Over the next few days, the same pattern continued, sometimes the time slots of the shifts would change, but overall, nothing out of the ordinary would occur. During the day the squads would conduct their duties, and at night would socialize with each other to keep the tension at bay.
This continued for several weeks. With no results or developments, and no new information about the mage’s presence, restlessness and frustration took hold.
Hleis listened to the complaints of Tyrize, about how the mages were stirring up trouble for nothing and wasting everyone’s time.
He saw where his friend was coming from. None of them had much experience dealing with the capital. Here, things were built on trust and community.
Secrecy was uncomfortable. It only created suspicion and uncertainty.
At the start of the third month, all the squads were to assemble at the docks for a morning address. Reason unannounced.
Hleis was shocked to see the mage captain present. He stood a little taller than Cruntiq. His build was just as muscular despite being a magic specialist. Something about the way he carried himself made Hleis believe that this guy was strong. Something about him radiated power.
When a majority was accounted for, the mage captain stepped forward.
“Soldiers of West-Hail, my name is Veindelio, Mage-Commander of the third battalion of the Center-Storm order of Magus.” He paused and scanned the troops before continuing his address, “Thank you for your dedication and patience these past two months. Today, we will be making an adjustment to the normal patrol protocol.”
Hleis looked over at Cruntiq nearby, wearing an expressionless look, while other local leaders and members of the strategic team, including Traer, whispered amongst each other in a panicked haste.
Was this address was not communicated at all to the town leadership beforehand?
The mage captain wisely continued with his announcement before people got too restless. “For today, every unit is to travel in a direction that will be assigned to you for four and a half hours before immediately turning back and returning to West-Hail. Your ships have been stocked with enough supplies to last you throughout the day. You are not to stray from the direction, nor are you to get distracted by any other activities like hunting.”

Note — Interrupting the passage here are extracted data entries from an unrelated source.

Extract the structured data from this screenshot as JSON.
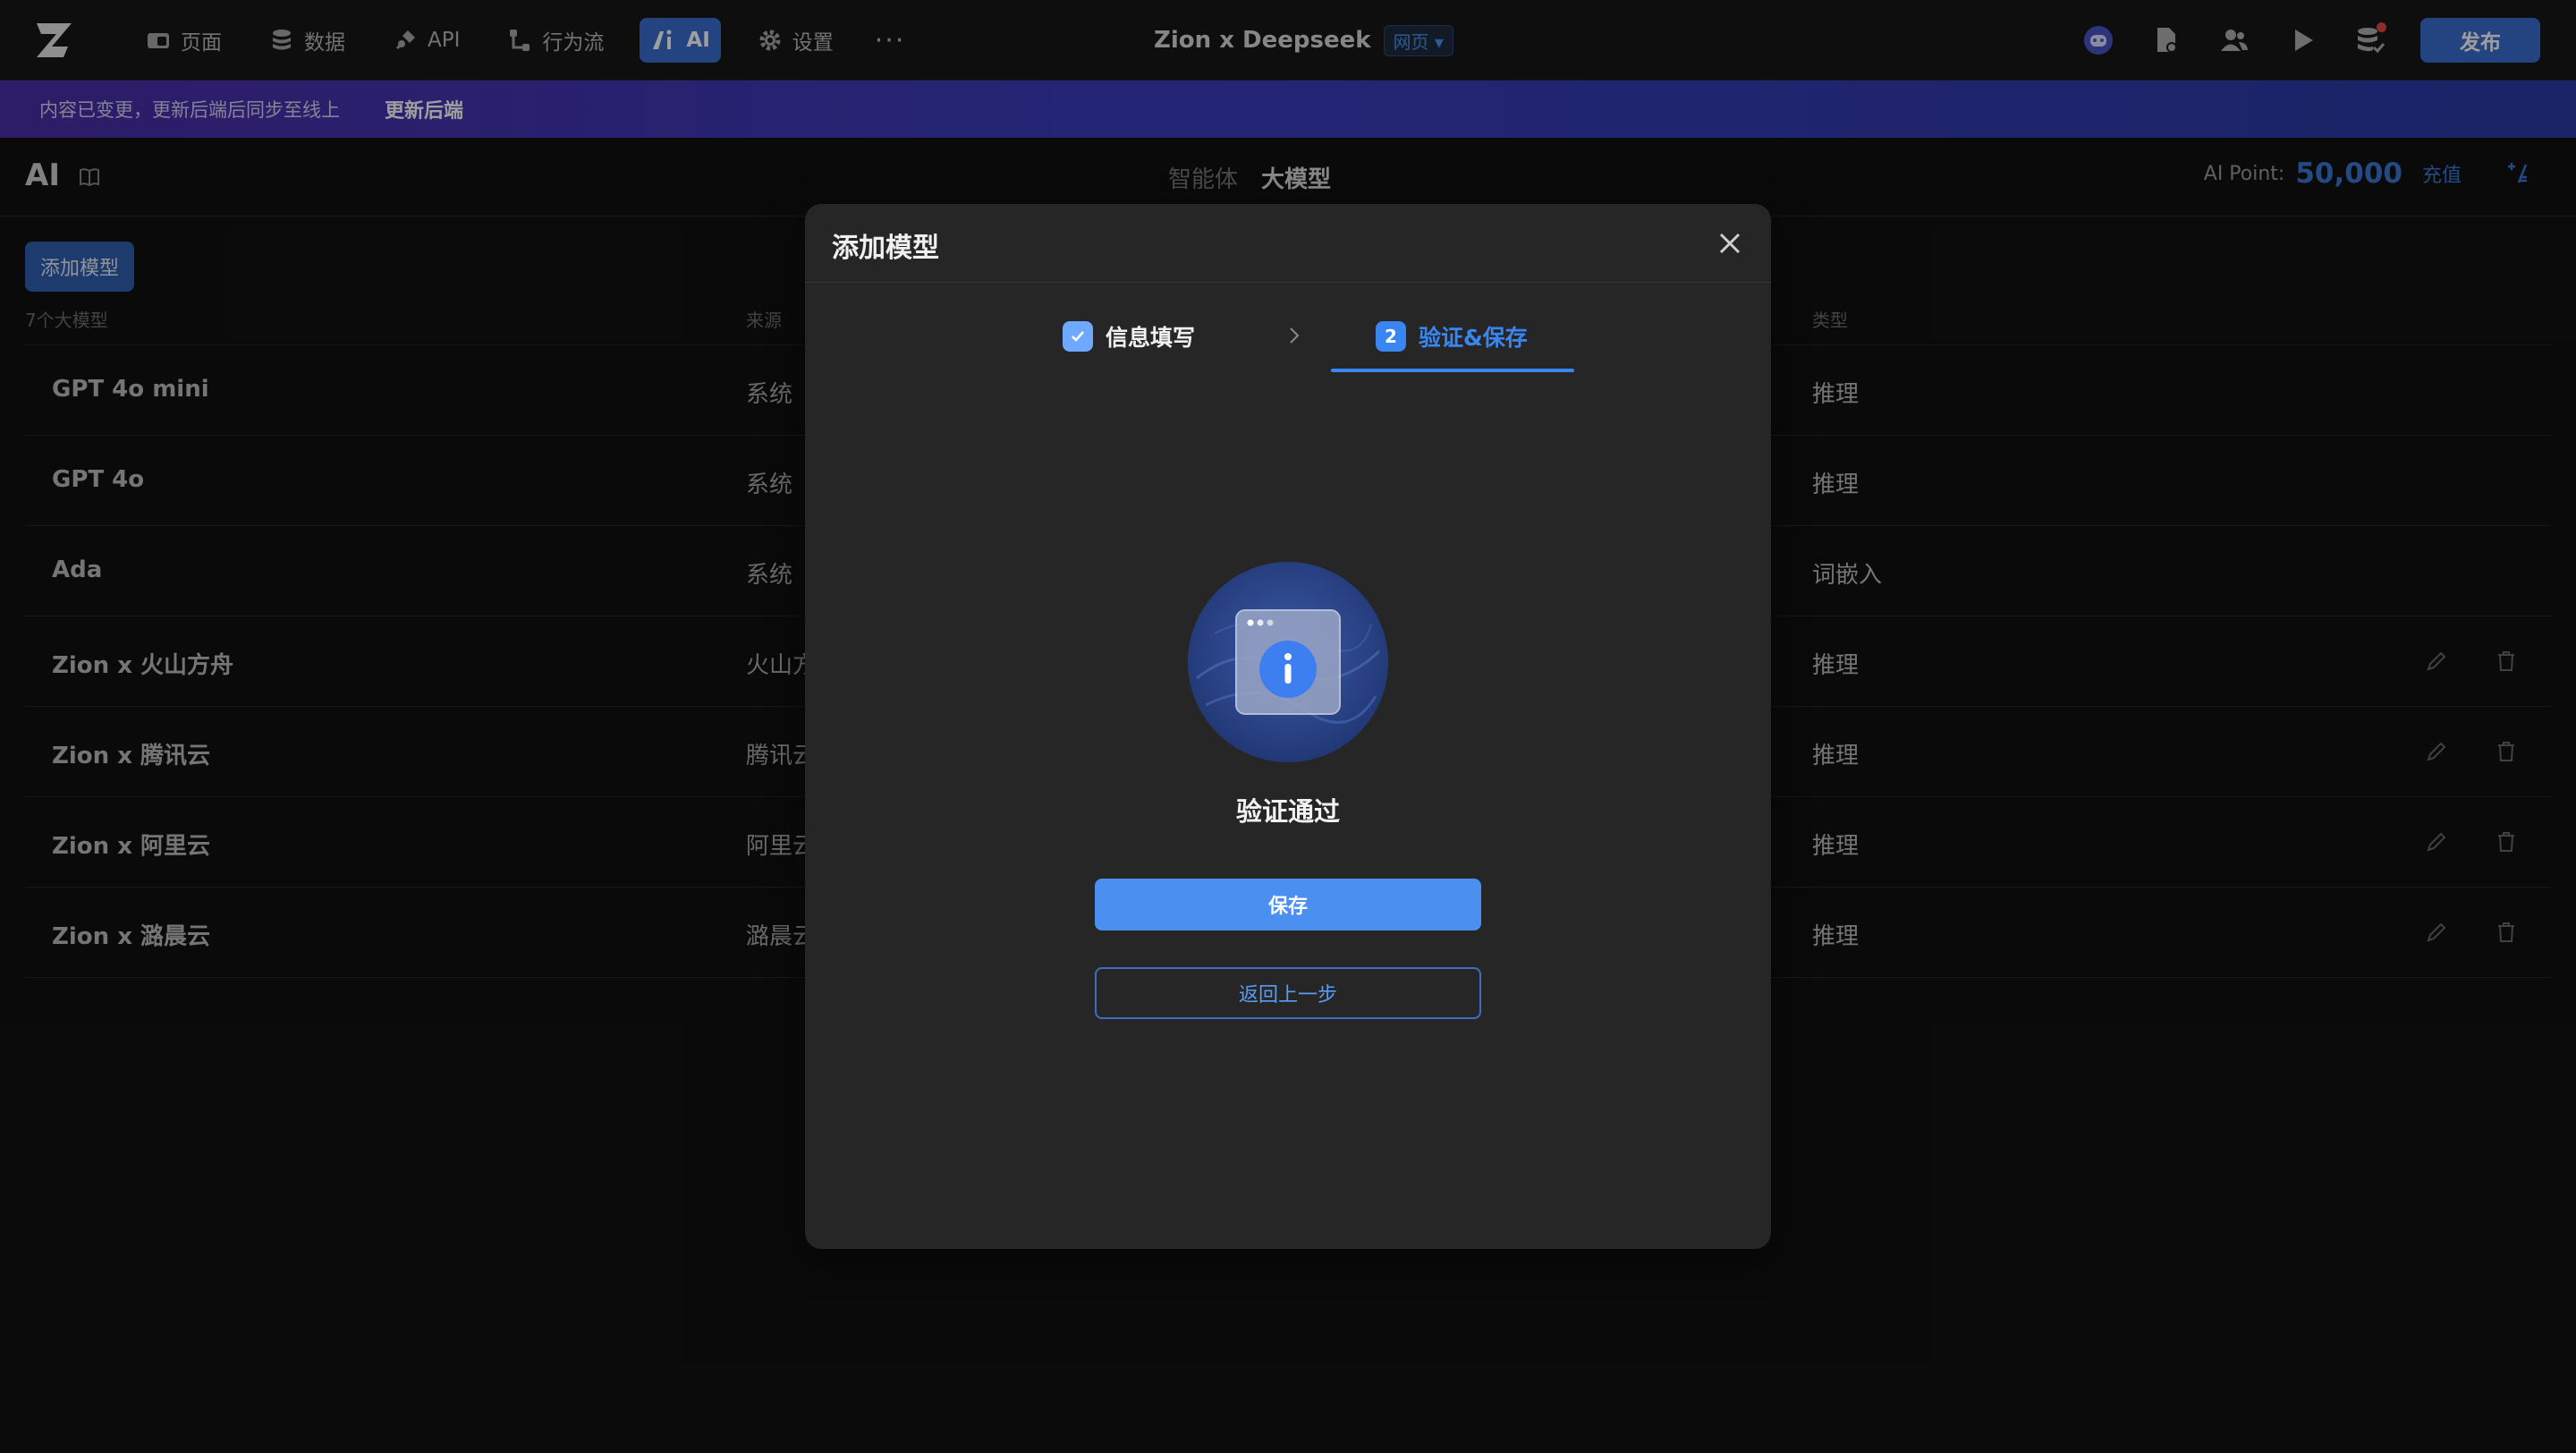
{
  "nav": {
    "items": [
      {
        "label": "页面",
        "icon": "page-icon"
      },
      {
        "label": "数据",
        "icon": "database-icon"
      },
      {
        "label": "API",
        "icon": "api-plug-icon"
      },
      {
        "label": "行为流",
        "icon": "flow-icon"
      },
      {
        "label": "AI",
        "icon": "ai-icon",
        "active": true
      },
      {
        "label": "设置",
        "icon": "gear-icon"
      }
    ],
    "more": "···"
  },
  "project": {
    "name": "Zion x Deepseek",
    "tag": "网页"
  },
  "toolbar": {
    "publish_label": "发布"
  },
  "banner": {
    "text": "内容已变更，更新后端后同步至线上",
    "link": "更新后端"
  },
  "page": {
    "title": "AI",
    "tabs": [
      "智能体",
      "大模型"
    ],
    "active_tab": "大模型",
    "ai_point_label": "AI Point:",
    "ai_point_value": "50,000",
    "recharge_label": "充值"
  },
  "models": {
    "add_button": "添加模型",
    "count": "7个大模型",
    "columns": {
      "source": "来源",
      "type": "类型"
    },
    "rows": [
      {
        "name": "GPT 4o mini",
        "source": "系统",
        "type": "推理",
        "editable": false
      },
      {
        "name": "GPT 4o",
        "source": "系统",
        "type": "推理",
        "editable": false
      },
      {
        "name": "Ada",
        "source": "系统",
        "type": "词嵌入",
        "editable": false
      },
      {
        "name": "Zion x 火山方舟",
        "source": "火山方舟",
        "type": "推理",
        "editable": true
      },
      {
        "name": "Zion x 腾讯云",
        "source": "腾讯云",
        "type": "推理",
        "editable": true
      },
      {
        "name": "Zion x 阿里云",
        "source": "阿里云",
        "type": "推理",
        "editable": true
      },
      {
        "name": "Zion x 潞晨云",
        "source": "潞晨云",
        "type": "推理",
        "editable": true
      }
    ]
  },
  "modal": {
    "title": "添加模型",
    "steps": [
      {
        "label": "信息填写",
        "status": "done"
      },
      {
        "label": "验证&保存",
        "number": "2",
        "status": "active"
      }
    ],
    "result_text": "验证通过",
    "save_label": "保存",
    "back_label": "返回上一步"
  },
  "colors": {
    "accent": "#3a86f0",
    "banner": "#3a3dbd",
    "background": "#111111",
    "modal": "#262626"
  }
}
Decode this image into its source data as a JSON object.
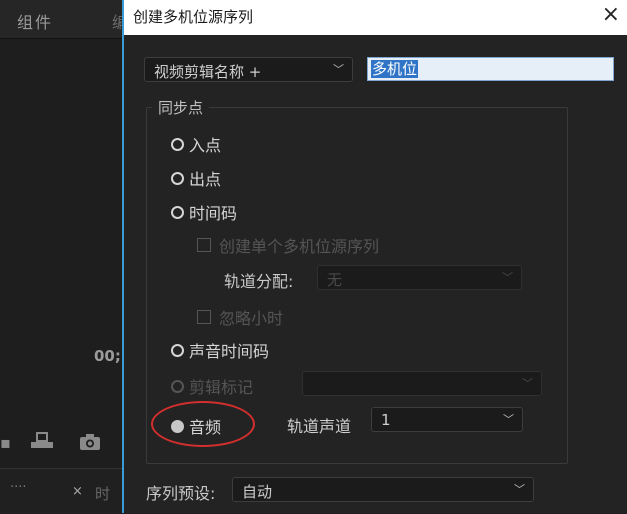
{
  "background": {
    "tab_label": "组件",
    "tab_cut_char": "编",
    "timecode": "00;",
    "bottom_close": "×",
    "bottom_text": "时",
    "bottom_dots": "...."
  },
  "dialog": {
    "title": "创建多机位源序列",
    "close_glyph": "×",
    "name_source_select": "视频剪辑名称 +",
    "name_value": "多机位",
    "sync_group_label": "同步点",
    "options": {
      "in_point": "入点",
      "out_point": "出点",
      "timecode": "时间码",
      "create_single": "创建单个多机位源序列",
      "track_assign_label": "轨道分配:",
      "track_assign_value": "无",
      "ignore_hours": "忽略小时",
      "audio_timecode": "声音时间码",
      "clip_marker": "剪辑标记",
      "audio": "音频",
      "track_channel_label": "轨道声道",
      "track_channel_value": "1"
    },
    "sequence_preset_label": "序列预设:",
    "sequence_preset_value": "自动"
  },
  "colors": {
    "accent_border": "#3a9bd9",
    "annotation": "#d42f2f",
    "selection": "#2f74c6"
  }
}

After a brief moment of silence, murmurs spread throughout the troops. Confusion was in the air.
Cruntiq stepped forward and loudly said, “Soldiers! A nine-hour patrol is no small task! Do not waste any more time here, head out immediately!”
As people ran by him to their stations, Hleis looked back at Cruntiq, who walked past the mage captain to address the local leadership. He couldn’t say why, but Hleis had a really bad feeling about today.